On July 16, 2017, Gindl signed a minor league contract with the San Francisco Giants. In 44 appearances for the Double-A Richmond Flying Squirrels, Gindl batted .284/.335/.533 with eight home runs and 25 RBI. He was released by the organization on September 6. On September 17, Gindl re–signed with San Francisco on a new minor league contract.

Gindl split the 2018 season between Double–A Richmond and the Triple–A Sacramento River Cats, accumulating a .299/.369/.417 batting line with three home runs and 34 RBI. He became a free agent after the season on November 2, 2018.

===Lancaster Barnstormers (second stint)===
On April 9, 2019, Gindl signed with the Lancaster Barnstormers of the Atlantic League of Professional Baseball. He made 139 appearances for the Barnstormers, slashing .291/.389/.502 with 22 home runs and 91 RBI. Gindl became a free agent following the season.

On March 12, 2020, Gindl re-signed with the Barnstormers for the 2020 season as a player-coach. However, the season was canceled due to the COVID-19 pandemic and he became a free agent after the season.

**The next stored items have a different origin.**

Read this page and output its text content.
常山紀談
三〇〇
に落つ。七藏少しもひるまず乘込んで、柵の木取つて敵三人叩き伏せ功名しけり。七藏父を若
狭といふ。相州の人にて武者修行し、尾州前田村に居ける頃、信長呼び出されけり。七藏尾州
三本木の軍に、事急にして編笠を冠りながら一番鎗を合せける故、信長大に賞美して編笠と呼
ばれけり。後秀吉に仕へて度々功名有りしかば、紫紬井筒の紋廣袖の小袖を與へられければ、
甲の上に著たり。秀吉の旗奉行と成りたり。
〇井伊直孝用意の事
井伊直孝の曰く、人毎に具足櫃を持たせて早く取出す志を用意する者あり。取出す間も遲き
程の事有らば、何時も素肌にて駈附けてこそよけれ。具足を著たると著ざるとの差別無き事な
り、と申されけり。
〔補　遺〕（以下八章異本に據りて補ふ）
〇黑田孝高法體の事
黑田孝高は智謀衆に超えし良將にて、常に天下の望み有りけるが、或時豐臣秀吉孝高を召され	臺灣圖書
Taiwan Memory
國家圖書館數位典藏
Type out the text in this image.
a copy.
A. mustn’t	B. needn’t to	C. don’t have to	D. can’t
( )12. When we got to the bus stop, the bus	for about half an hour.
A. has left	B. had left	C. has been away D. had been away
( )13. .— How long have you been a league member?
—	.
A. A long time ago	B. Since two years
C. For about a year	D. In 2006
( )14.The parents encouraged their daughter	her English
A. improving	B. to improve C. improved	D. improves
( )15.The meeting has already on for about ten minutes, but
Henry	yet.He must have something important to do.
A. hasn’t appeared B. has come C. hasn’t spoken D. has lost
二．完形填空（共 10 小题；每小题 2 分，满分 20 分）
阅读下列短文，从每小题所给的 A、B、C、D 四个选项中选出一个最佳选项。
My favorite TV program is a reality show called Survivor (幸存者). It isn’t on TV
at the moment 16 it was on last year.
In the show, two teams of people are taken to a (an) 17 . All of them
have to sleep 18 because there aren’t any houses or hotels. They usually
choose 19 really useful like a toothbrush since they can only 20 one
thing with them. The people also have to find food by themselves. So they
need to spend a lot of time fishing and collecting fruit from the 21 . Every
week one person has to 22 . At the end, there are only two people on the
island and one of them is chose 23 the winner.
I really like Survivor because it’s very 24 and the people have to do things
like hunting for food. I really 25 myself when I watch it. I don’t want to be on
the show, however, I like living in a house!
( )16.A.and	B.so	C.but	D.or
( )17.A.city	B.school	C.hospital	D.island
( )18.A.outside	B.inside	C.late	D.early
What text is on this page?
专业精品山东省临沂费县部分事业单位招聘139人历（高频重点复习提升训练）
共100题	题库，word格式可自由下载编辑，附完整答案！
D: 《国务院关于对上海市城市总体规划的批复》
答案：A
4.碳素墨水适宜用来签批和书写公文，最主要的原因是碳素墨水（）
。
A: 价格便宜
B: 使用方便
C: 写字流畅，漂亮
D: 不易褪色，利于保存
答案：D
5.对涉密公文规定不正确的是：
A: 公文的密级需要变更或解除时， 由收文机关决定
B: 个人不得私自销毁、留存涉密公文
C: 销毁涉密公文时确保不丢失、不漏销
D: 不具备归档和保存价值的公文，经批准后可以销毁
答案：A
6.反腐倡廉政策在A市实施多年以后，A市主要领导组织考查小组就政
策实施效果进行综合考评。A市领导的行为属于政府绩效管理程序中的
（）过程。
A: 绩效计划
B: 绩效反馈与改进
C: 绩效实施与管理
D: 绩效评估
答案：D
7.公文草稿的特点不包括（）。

On April 28, 2021, Gindl re-signed with the Barnstormers for the 2021 season. On June 29, Gindl set a Barnstormers franchise record by homering in seven straight games, breaking a mark previously held by Ryan Harvey. He finished the year having played in 115 games, with a .291/.392/.578 batting line, 34 home runs, and 91 RBI. Gindl became a free agent following the season.